Horton expressed frustration in his men for allowing the Jaguars to orchestrate an 80-yard, game-winning touchdown drive and beat the Browns 32-28 on Sunday.
“For us to not seal the deal was very disappointing,” Horton said. … “That’s how you make a name, a reputation, in this league of big-time players making big-time plays in big-time games.
“I would hope most of our guys would want to be in that situation. I know I did. Those are the kind of drives, if you will, that cement or help build that legacy, that legend, that ability to be mentioned as a good, top defense.”
Patriots coach Bill Belichick worked with Browns General Manager Mike Lombardi in Cleveland from 1991-95. They are still good friends.
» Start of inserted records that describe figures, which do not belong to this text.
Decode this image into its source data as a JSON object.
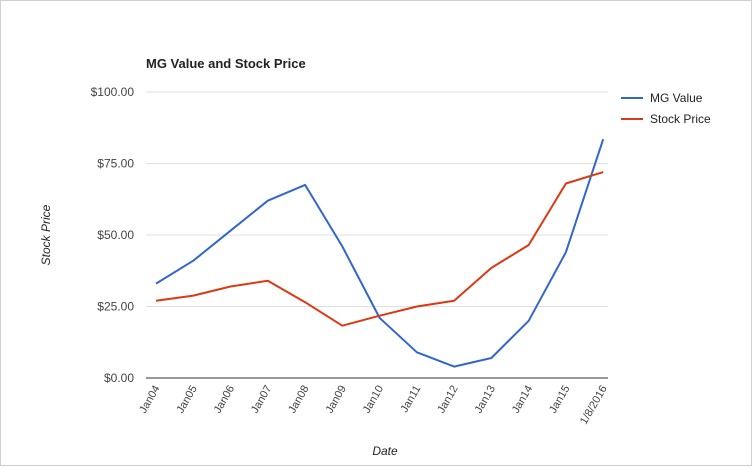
{
  "colors": {
    "mg_value": "#3366cc",
    "stock_price": "#dc3912",
    "grid": "#e0e0e0",
    "axis": "#333333"
  },
  "chart_data": {
    "type": "line",
    "title": "MG Value and Stock Price",
    "xlabel": "Date",
    "ylabel": "Stock Price",
    "categories": [
      "Jan04",
      "Jan05",
      "Jan06",
      "Jan07",
      "Jan08",
      "Jan09",
      "Jan10",
      "Jan11",
      "Jan12",
      "Jan13",
      "Jan14",
      "Jan15",
      "1/8/2016"
    ],
    "ylim": [
      0,
      100
    ],
    "yticks": [
      "$0.00",
      "$25.00",
      "$50.00",
      "$75.00",
      "$100.00"
    ],
    "ytick_values": [
      0,
      25,
      50,
      75,
      100
    ],
    "grid": true,
    "legend_position": "right",
    "series": [
      {
        "name": "MG Value",
        "color": "#3366cc",
        "values": [
          33,
          41,
          51.5,
          62,
          67.5,
          46,
          21,
          9,
          4,
          7,
          20,
          44,
          83.5
        ]
      },
      {
        "name": "Stock Price",
        "color": "#dc3912",
        "values": [
          27,
          28.8,
          32,
          34,
          26.5,
          18.3,
          21.8,
          25,
          27,
          38.5,
          46.5,
          68,
          72
        ]
      }
    ]
  }
}
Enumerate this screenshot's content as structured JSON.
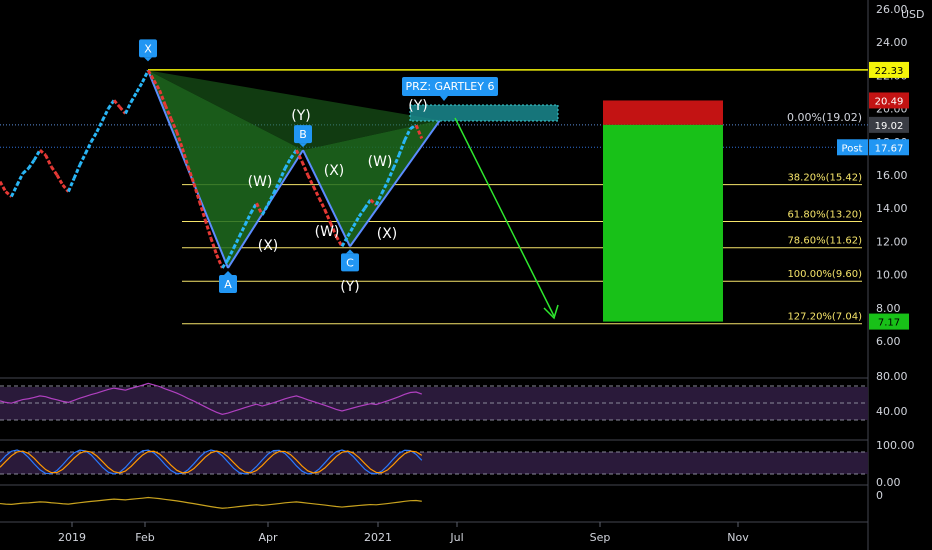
{
  "chart_data": {
    "type": "line",
    "currency": "USD",
    "y_ticks": [
      "26.00",
      "24.00",
      "22.00",
      "20.00",
      "18.00",
      "16.00",
      "14.00",
      "12.00",
      "10.00",
      "8.00",
      "6.00"
    ],
    "x_ticks": [
      "2019",
      "Feb",
      "Apr",
      "2021",
      "Jul",
      "Sep",
      "Nov"
    ],
    "price_badges": [
      {
        "label": "",
        "value": "22.33",
        "price": 22.33,
        "bg": "#f5f50a",
        "fg": "#000000"
      },
      {
        "label": "",
        "value": "20.49",
        "price": 20.49,
        "bg": "#c31313",
        "fg": "#ffffff"
      },
      {
        "label": "",
        "value": "19.02",
        "price": 19.02,
        "bg": "#3a3d45",
        "fg": "#ffffff"
      },
      {
        "label": "Post",
        "value": "17.67",
        "price": 17.67,
        "bg": "#2196f3",
        "fg": "#ffffff"
      },
      {
        "label": "",
        "value": "7.17",
        "price": 7.17,
        "bg": "#18c118",
        "fg": "#000000"
      }
    ],
    "fib_levels": [
      {
        "label": "0.00%(19.02)",
        "price": 19.02
      },
      {
        "label": "38.20%(15.42)",
        "price": 15.42
      },
      {
        "label": "61.80%(13.20)",
        "price": 13.2
      },
      {
        "label": "78.60%(11.62)",
        "price": 11.62
      },
      {
        "label": "100.00%(9.60)",
        "price": 9.6
      },
      {
        "label": "127.20%(7.04)",
        "price": 7.04
      }
    ],
    "pattern_points": [
      {
        "name": "X",
        "price": 22.3
      },
      {
        "name": "A",
        "price": 10.4
      },
      {
        "name": "B",
        "price": 17.5
      },
      {
        "name": "C",
        "price": 11.7
      }
    ],
    "prz_label": "PRZ: GARTLEY 6",
    "wave_labels": [
      {
        "id": "y1",
        "text": "(Y)"
      },
      {
        "id": "w1",
        "text": "(W)"
      },
      {
        "id": "x1",
        "text": "(X)"
      },
      {
        "id": "x2",
        "text": "(X)"
      },
      {
        "id": "w2",
        "text": "(W)"
      },
      {
        "id": "w3",
        "text": "(W)"
      },
      {
        "id": "x3",
        "text": "(X)"
      },
      {
        "id": "y2",
        "text": "(Y)"
      },
      {
        "id": "y3",
        "text": "(Y)"
      }
    ],
    "price_series": [
      15.6,
      15.0,
      14.7,
      15.4,
      16.1,
      16.4,
      16.9,
      17.5,
      17.2,
      16.5,
      16.0,
      15.4,
      15.0,
      15.8,
      16.6,
      17.3,
      18.0,
      18.6,
      19.3,
      20.0,
      20.5,
      20.1,
      19.7,
      20.4,
      21.0,
      21.6,
      22.3,
      21.7,
      21.1,
      20.2,
      19.4,
      18.6,
      17.6,
      16.5,
      15.5,
      14.4,
      13.3,
      12.2,
      11.2,
      10.4,
      10.9,
      11.6,
      12.3,
      13.0,
      13.7,
      14.3,
      13.6,
      14.2,
      14.9,
      15.6,
      16.4,
      17.0,
      17.5,
      16.8,
      16.0,
      15.3,
      14.6,
      13.9,
      13.1,
      12.3,
      11.7,
      12.3,
      12.9,
      13.5,
      14.0,
      14.5,
      14.2,
      14.9,
      15.6,
      16.4,
      17.2,
      18.1,
      18.8,
      19.0,
      18.2
    ],
    "indicator_ticks": {
      "rsi": [
        "80.00",
        "40.00"
      ],
      "stoch": [
        "100.00",
        "0.00"
      ],
      "osc": [
        "0"
      ]
    }
  }
}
“Mike does a good job,” Belichick said. “He’s very smart, very well-prepared, very thorough, does a great job with evaluating players, putting together a team, just generally finding talent.”
Former Patriots quarterback Brian Hoyer is one of the players Lombardi brought to the Browns. Hoyer signed with the Browns in May and led them to back-to-back wins in September before suffering a torn anterior cruciate ligament in his right knee Oct. 3.
“Brian works hard, very well-prepared, got a good playing style,” Belichick said. “He’s a tough, competitive kid that’s smart and sees the field well. Wish him well. Hope things are going well with his recovery. Communicated with him and his family a couple times and hope his rehab is going smoothly.”